“No tengo idea si esta es la mejor solución, pero el puerto tiene falencias”

El referente del sector turístico, Ángel Brisighelli analizó la intervención del puerto, señaló problemas estructurales de larga data y remarcó la falta de información oficial. Si bien evitó pronunciarse sobre la medida, expresó su preocupación por el impacto que eventuales protestas puedan tener sobre la actividad.

Río Grande. -Por Radio Provincia, Ángel Brisighelli, referente del sector turístico y operador vinculado a la actividad portuaria, se refirió a la reciente intervención del puerto y remarcó que, hasta el momento, “hay muy poca información fidedigna como para hacer una justificación, una explicación o una decisión seria”.

En ese sentido, sostuvo que la medida “es la forma en que decantó una situación del puerto de muy larga data”, atravesada por “problemas operativos que no son solamente de esta administración, sino que vienen de muchos años de falencias”.

 

Infraestructura deteriorada y falta de inversión

 

Entre los ejemplos concretos, Brisighelli mencionó el estado del sector 13 del puerto: “Las defensas de ese sector están destruidas desde hace más de 25 años.

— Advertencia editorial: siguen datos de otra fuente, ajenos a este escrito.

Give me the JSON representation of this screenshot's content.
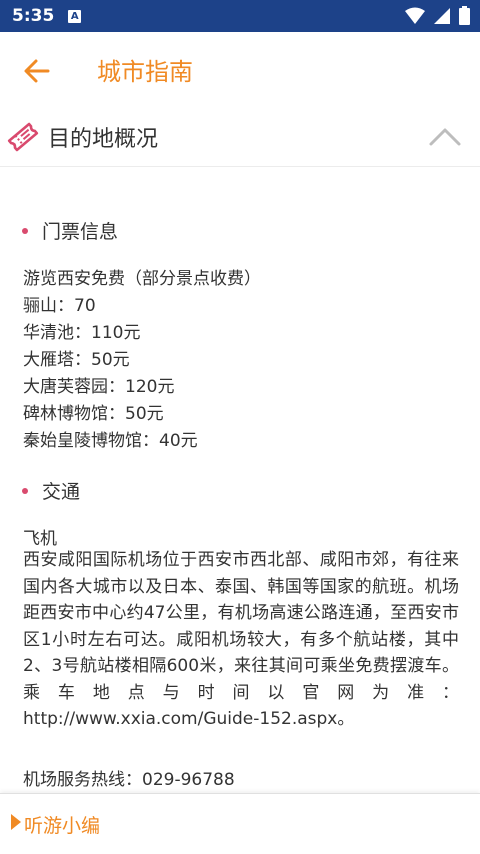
{
  "status_bar": {
    "time": "5:35",
    "notification_badge": "A"
  },
  "app_bar": {
    "title": "城市指南"
  },
  "section": {
    "title": "目的地概况"
  },
  "tickets": {
    "heading": "门票信息",
    "lines": [
      "游览西安免费（部分景点收费）",
      "骊山：70",
      "华清池：110元",
      "大雁塔：50元",
      "大唐芙蓉园：120元",
      "碑林博物馆：50元",
      "秦始皇陵博物馆：40元"
    ]
  },
  "transport": {
    "heading": "交通",
    "subheading": "飞机",
    "paragraph": "西安咸阳国际机场位于西安市西北部、咸阳市郊，有往来国内各大城市以及日本、泰国、韩国等国家的航班。机场距西安市中心约47公里，有机场高速公路连通，至西安市区1小时左右可达。咸阳机场较大，有多个航站楼，其中2、3号航站楼相隔600米，来往其间可乘坐免费摆渡车。乘车地点与时间以官网为准：http://www.xxia.com/Guide-152.aspx。",
    "hotline": "机场服务热线：029-96788"
  },
  "footer": {
    "label": "听游小编"
  },
  "colors": {
    "accent": "#f08a24",
    "status_bar": "#1d4289",
    "bullet": "#d94a6e"
  }
}
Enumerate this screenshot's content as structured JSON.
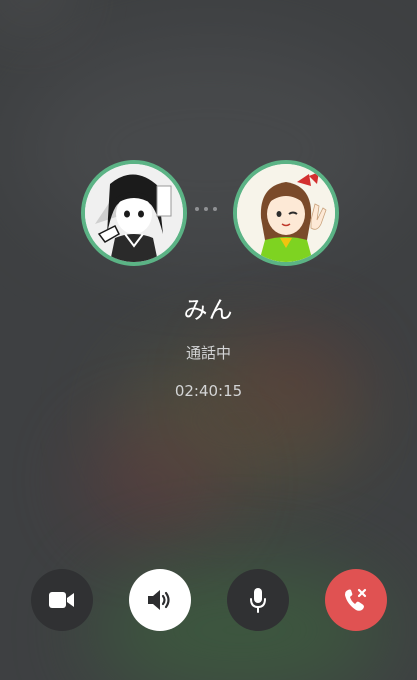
{
  "call": {
    "contact_name": "みん",
    "status": "通話中",
    "duration": "02:40:15"
  },
  "controls": [
    {
      "icon": "video-camera-icon",
      "active": false
    },
    {
      "icon": "speaker-icon",
      "active": true
    },
    {
      "icon": "microphone-icon",
      "active": false
    },
    {
      "icon": "end-call-icon",
      "active": false
    }
  ],
  "colors": {
    "avatar_ring": "#5bb385",
    "end_call": "#e05252",
    "control_bg": "#303133",
    "active_control_bg": "#ffffff"
  }
}
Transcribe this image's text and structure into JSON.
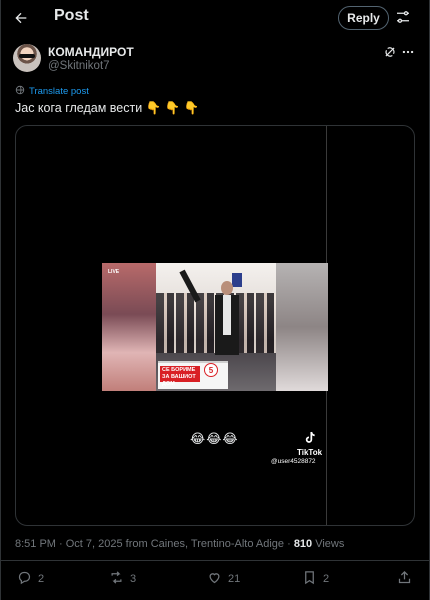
{
  "header": {
    "title": "Post",
    "reply_label": "Reply"
  },
  "author": {
    "display_name": "КОМАНДИРОТ",
    "handle": "@Skitnikot7"
  },
  "post": {
    "translate_label": "Translate post",
    "text": "Јас кога гледам вести 👇 👇 👇",
    "media": {
      "overlay_emojis": "😂😂😂",
      "podium_sign": "СЕ БОРИМЕ ЗА ВАШИОТ ДОМ",
      "podium_number": "5",
      "live_label": "LIVE",
      "watermark_brand": "TikTok",
      "watermark_user": "@user4528872"
    },
    "timestamp": "8:51 PM · Oct 7, 2025 from Caines, Trentino-Alto Adige · ",
    "views_count": "810",
    "views_label": " Views"
  },
  "actions": {
    "replies": "2",
    "reposts": "3",
    "likes": "21",
    "bookmarks": "2"
  },
  "colors": {
    "background": "#000000",
    "text": "#e7e9ea",
    "muted": "#71767b",
    "accent": "#1d9bf0",
    "border": "#2f3336"
  },
  "icons": [
    "back-arrow-icon",
    "settings-icon",
    "grok-icon",
    "more-icon",
    "translate-icon",
    "reply-icon",
    "repost-icon",
    "like-icon",
    "bookmark-icon",
    "share-icon",
    "tiktok-icon"
  ]
}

Toda la operación ahí está muy limitada porque nunca se repusieron”.

También hizo referencia al muelle de catamaranes, al señalar que “en 2012 una tormenta rompió uno de los muelles y nunca se lo reparó”, lo que derivó en una pérdida progresiva de infraestructura. “Estamos perdiendo infraestructura portuaria y esa infraestructura no se repone”, afirmó.

El empresario fue enfático al aclarar que estas situaciones “no pueden ser atribuidas solo a la última administración, es una cuestión histórica del puerto”.

 

Intervención y uso de fondos

 

Consultado sobre si las falencias justifican una intervención, Brisighelli fue prudente: “No tengo idea si es la mejor solución o no. Lo que sí está claro es que el puerto tiene falencias”.

En relación al manejo financiero, señaló que existe una tensión normativa respecto al destino de los fondos: “Los fondos que se generan en el puerto deberían destinarse a inversiones y mejoras operativas, tal como establece el convenio de cesión de la Nación a la Provincia”, aunque reconoció que recientemente se priorizó la atención de otras urgencias.

 

Operación normal, pero preocupación por posibles conflictos

 

Respecto al funcionamiento actual, indicó que “por el momento la operación está totalmente normal” y que no se registraron inconvenientes con los catamaranes ni con la actividad turística.

Sin embargo, expresó su mayor inquietud ante eventuales medidas de fuerza: “No me preocupa tanto la imagen, sino las cuestiones prácticas. Si una protesta termina saboteando la operatoria del puerto, eso es un problema muy serio”.

En esa línea, advirtió que los reclamos no deberían afectar a terceros: “Que el reclamo se transforme en acciones que perjudiquen a operadores turísticos que no tienen nada que ver con el conflicto, eso no debería ocurrir”.

 

Expectativa de diálogo

 

Finalmente, Brisighelli estimó que la intervención debería convocar a todos los sectores involucrados: “Supongo que en algún momento van a llamar a todos los actores económicos del puerto: carga, pesca, agencias marítimas, cruceros, catamaranes”, aunque aclaró que “esto es de hace apenas un par de horas”.